CA Grenoble, 1re ch. civ., 11 mai 2021, n° 19/01554

GRENOBLE

Arrêt

Infirmation

PARTIES

Demandeur :

LE CREDIT IMMOBILIER DE FRANCE DEVELOPPEMENT

COMPOSITION DE LA JURIDICTION

Président :

Mme Combes

Conseiller :

Mme Blatry

Conseiller :

Mme Lamoine

Avocat :

Me Mihajlovic

Avocat :

Me Laurent

CA Grenoble n° 19/01554

10 mai 2021

A l'audience publique du 29 Mars 2021, Madame C a été entendue en son rapport.

Et l'affaire a été mise en délibéré à la date de ce jour à laquelle l'arrêt a été rendu.

RAPPEL DES FAITS ET DE LA PROCÉDURE Selon offre de prêt du 25 juin 2009 acceptée le 8 juillet, la SA Crédit Immobilier de France Rhône Alpes Auvergne a consenti à la SCI COLIBRI constituée entre M. B Y et Mme E D Z un prêt immobilier d'un montant de 148'887 € remboursable en 300 mensualités au taux contractuel de 4,40 %, pour financer l'acquisition d'un appartement ancien ainsi que des travaux de rénovation en vue d'une location.

Par acte du 8 juillet 2009, M. Y et Mme Z se sont portées cautions solidaires, chacun dans la limite de 148'887 €.

Le prêt était aussi garanti par une hypothèque conventionnelle de premier rang sur le bien financé.

Après une première mise en demeure du 9 août 2012 adressée à l'emprunteur et aux cautions en raison d'échéances impayées, une proposition de règlement amiable a été effectuée, mais elle n'a pas permis de régler le solde du prêt.

La banque a ensuite adressé aux cautions le 9 avril 2015 une mise en demeure d'avoir à payer la somme de 23 541,06 € dans le délai de huit jours sous peine de déchéance du terme.

La banque a, en vertu de son inscription d'hypothèque, obtenu la vente sur adjudication du bien immobilier le 7 février 2017 pour le prix de 16 200 €, le juge de l'exécution qui avait ordonné la vente ayant fixé la créance du créancier poursuivant à la somme de 152'356,86 €.

Par acte des 13 et 14 avril 2017, la SA Crédit Immobilier de France Développement (le CIFD) a assigné M. Y et Mme Z devant le tribunal de grande instance de Grenoble pour les voir condamner solidairement au paiement de la somme de 144 404,73 €.

M. Y a été mis en liquidation judiciaire le 15 juin 2017.

Le CIFD a déclaré sa créance pour un montant de 141 362,25 €, et appelé en cause Maître Christian GUYOT en qualité de liquidateur.
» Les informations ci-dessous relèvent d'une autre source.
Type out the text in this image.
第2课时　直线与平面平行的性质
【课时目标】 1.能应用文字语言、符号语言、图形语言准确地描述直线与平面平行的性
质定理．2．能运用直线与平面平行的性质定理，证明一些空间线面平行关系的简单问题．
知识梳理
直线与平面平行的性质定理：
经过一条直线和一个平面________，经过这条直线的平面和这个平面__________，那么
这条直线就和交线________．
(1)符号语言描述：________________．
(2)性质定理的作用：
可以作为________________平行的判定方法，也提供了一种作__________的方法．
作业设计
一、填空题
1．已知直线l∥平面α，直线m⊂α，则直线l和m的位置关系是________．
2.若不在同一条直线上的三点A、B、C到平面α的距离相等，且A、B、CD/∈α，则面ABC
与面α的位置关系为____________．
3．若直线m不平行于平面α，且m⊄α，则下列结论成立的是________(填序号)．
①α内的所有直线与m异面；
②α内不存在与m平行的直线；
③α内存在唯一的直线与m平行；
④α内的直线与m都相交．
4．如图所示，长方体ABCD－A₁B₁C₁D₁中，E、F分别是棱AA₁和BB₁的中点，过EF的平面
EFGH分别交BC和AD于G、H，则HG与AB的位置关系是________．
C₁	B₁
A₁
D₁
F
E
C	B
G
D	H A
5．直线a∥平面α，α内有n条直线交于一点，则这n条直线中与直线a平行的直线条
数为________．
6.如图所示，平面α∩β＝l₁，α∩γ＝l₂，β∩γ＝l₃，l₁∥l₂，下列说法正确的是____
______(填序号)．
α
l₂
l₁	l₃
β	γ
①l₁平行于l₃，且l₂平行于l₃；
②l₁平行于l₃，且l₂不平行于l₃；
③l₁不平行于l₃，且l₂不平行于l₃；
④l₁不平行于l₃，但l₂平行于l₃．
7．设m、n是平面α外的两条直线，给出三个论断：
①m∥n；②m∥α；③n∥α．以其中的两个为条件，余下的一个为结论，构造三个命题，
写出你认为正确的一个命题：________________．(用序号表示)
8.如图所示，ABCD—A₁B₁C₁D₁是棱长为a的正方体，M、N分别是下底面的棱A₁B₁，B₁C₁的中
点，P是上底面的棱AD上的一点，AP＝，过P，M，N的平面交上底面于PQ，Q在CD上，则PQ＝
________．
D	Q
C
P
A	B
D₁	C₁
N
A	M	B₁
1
Ce dernier n'a pas comparu.

Mme Z a invoqué au principal la disproportion de son engagement, et subsidiairement le manquement de la banque à son obligation de mise en garde justifiant l 'allocation de dommages intérêts à hauteur du montant des sommes réclamées.

Par jugement du 11 mars 2019, le tribunal a :

débouté le CIFD de sa demande en paiement dirigé à l'encontre de Mme Z en vertu de son engagement de caution,

• fixé la créance du CIFD au passif de M. Y à la somme de 144 404,73 € outre intérêts au taux de 2,47 % l'an à compter du 8 avril 2017 au titre de son engagement de caution solidaire,

• condamné le CIFD à payer à Mme Z la somme de 1 000 € au titre de l'article 700 du code de procédure civile,

• débouté les parties du surplus de leurs demandes, dit n'y avoir lieu à exécution provisoire, condamné la CIFD aux dépens.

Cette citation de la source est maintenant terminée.